At the parking lot at Goodnough Dike, I heard the telltale calls of a roaming flock of crossbills, and after a few frustrating minutes, they flew into view, foraging at the top of the red pines surrounding the parking lot. They were Red Crossbills, one of two north american crossbills, and the one that I had never seen before. A fascinating bird, they have evolved a unique feeding strategy and bill shape-- the tips of their bills cross, and they insert their bills into the scales on pinecones, open the bill to force open the scales, and grab the seed with their tongue.

Another interesting thing about Red Crossbills is that their are one of the most taxonomically complicated species in North America (or anywhere). Research has found that there are at least ten different "types" of Red Crossbill, each of which gives a slightly different call note, and is adapted to feed on a different type of conifer. The extent to which they interbreed, if at all, is not really known, but it is quite possible that each of the "types" is actually a full species. If not, they are at least potentially evolving species, and it's interesting to try to figure out the distribution and habits of each of the types. For a great article on crossbill taxonomy, go to

With this in mind, I tried to record the crossbills with my phone, figuring that I could try to identify them to type that way. I sent the recording to Matthew Young, the crossbill expert at Cornell's Lab of Ornithology and the author of that article, and he confirmed what I suspected-- these birds were Type 3 Red Crossbills (aka the Western Hemlock Crossbill). There was a twist, though: he said that there was one bird in the recordings that didn't sound like the others, and was actually a Type 10 Red Crossbill (Sitka Spruce Crossbill).

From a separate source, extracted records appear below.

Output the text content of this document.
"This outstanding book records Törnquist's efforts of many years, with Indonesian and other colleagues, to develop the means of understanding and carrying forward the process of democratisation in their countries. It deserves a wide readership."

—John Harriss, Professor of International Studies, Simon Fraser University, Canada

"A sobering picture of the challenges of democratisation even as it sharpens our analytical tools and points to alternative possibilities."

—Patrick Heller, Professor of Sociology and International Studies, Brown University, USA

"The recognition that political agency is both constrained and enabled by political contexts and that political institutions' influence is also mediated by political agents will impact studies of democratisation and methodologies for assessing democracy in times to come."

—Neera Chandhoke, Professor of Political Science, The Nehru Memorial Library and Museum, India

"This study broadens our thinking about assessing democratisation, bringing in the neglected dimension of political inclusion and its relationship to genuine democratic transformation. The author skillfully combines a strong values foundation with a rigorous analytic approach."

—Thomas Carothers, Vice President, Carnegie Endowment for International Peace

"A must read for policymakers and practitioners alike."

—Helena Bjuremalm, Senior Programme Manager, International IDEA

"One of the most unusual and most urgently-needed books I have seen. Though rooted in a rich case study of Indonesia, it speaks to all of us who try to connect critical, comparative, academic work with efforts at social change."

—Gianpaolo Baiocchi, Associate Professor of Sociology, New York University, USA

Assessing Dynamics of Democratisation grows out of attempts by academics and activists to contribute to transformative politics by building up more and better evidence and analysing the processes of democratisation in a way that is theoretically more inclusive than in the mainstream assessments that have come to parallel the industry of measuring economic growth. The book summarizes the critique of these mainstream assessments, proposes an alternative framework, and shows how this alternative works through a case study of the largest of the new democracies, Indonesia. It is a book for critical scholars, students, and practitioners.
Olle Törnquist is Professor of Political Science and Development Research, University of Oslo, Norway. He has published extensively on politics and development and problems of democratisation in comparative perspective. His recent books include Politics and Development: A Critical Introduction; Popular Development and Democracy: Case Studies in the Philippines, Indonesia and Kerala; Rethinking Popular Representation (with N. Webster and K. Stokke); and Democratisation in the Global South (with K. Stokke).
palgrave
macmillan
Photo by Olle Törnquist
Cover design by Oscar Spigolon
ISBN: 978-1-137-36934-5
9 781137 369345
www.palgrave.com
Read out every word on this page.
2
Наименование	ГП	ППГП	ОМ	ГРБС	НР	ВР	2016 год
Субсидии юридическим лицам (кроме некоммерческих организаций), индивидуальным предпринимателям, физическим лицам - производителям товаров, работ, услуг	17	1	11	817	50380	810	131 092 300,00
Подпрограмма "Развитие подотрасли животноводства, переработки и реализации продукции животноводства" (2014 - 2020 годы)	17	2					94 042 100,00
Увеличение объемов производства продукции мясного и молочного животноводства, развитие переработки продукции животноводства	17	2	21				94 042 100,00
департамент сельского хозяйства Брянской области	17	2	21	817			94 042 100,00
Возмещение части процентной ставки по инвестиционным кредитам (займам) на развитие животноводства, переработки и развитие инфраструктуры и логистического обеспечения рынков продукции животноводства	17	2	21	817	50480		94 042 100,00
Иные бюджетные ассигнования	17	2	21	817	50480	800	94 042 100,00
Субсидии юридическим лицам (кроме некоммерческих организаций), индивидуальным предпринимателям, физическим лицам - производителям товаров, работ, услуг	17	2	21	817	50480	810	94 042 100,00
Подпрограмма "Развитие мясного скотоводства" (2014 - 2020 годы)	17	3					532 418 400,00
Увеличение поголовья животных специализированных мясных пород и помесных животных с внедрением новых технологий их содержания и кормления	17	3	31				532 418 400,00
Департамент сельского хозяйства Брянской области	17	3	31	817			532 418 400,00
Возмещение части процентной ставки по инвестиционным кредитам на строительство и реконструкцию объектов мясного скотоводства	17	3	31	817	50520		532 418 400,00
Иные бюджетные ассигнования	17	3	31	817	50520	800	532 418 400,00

So I listened to the recordings that I had made again, and eventually picked out a short segment that had two distinctly different calls in it. See if you can hear the difference between the first three notes and the last one:

Even better than listening to the recording, however, is looking at a spectrogram, which is a visual representation of the sound. I used Raven lite, a program that the Cornell Ornithology Lab created, to generate a spectrogram for that recording. I compared my spectrogram to the samples in the article I linked to above, and bingo. The first three are perfect matches to the Type 10 spectrogram, and the last one is a perfect match for the Type 3 spectrogram

Click to see large. The calls are at the .25, .4, .6, and 1.2 marks
So in all I got two lifers, good birds, and some pretty cool identification/taxonomy/evolution stuff. Not bad for one weekend.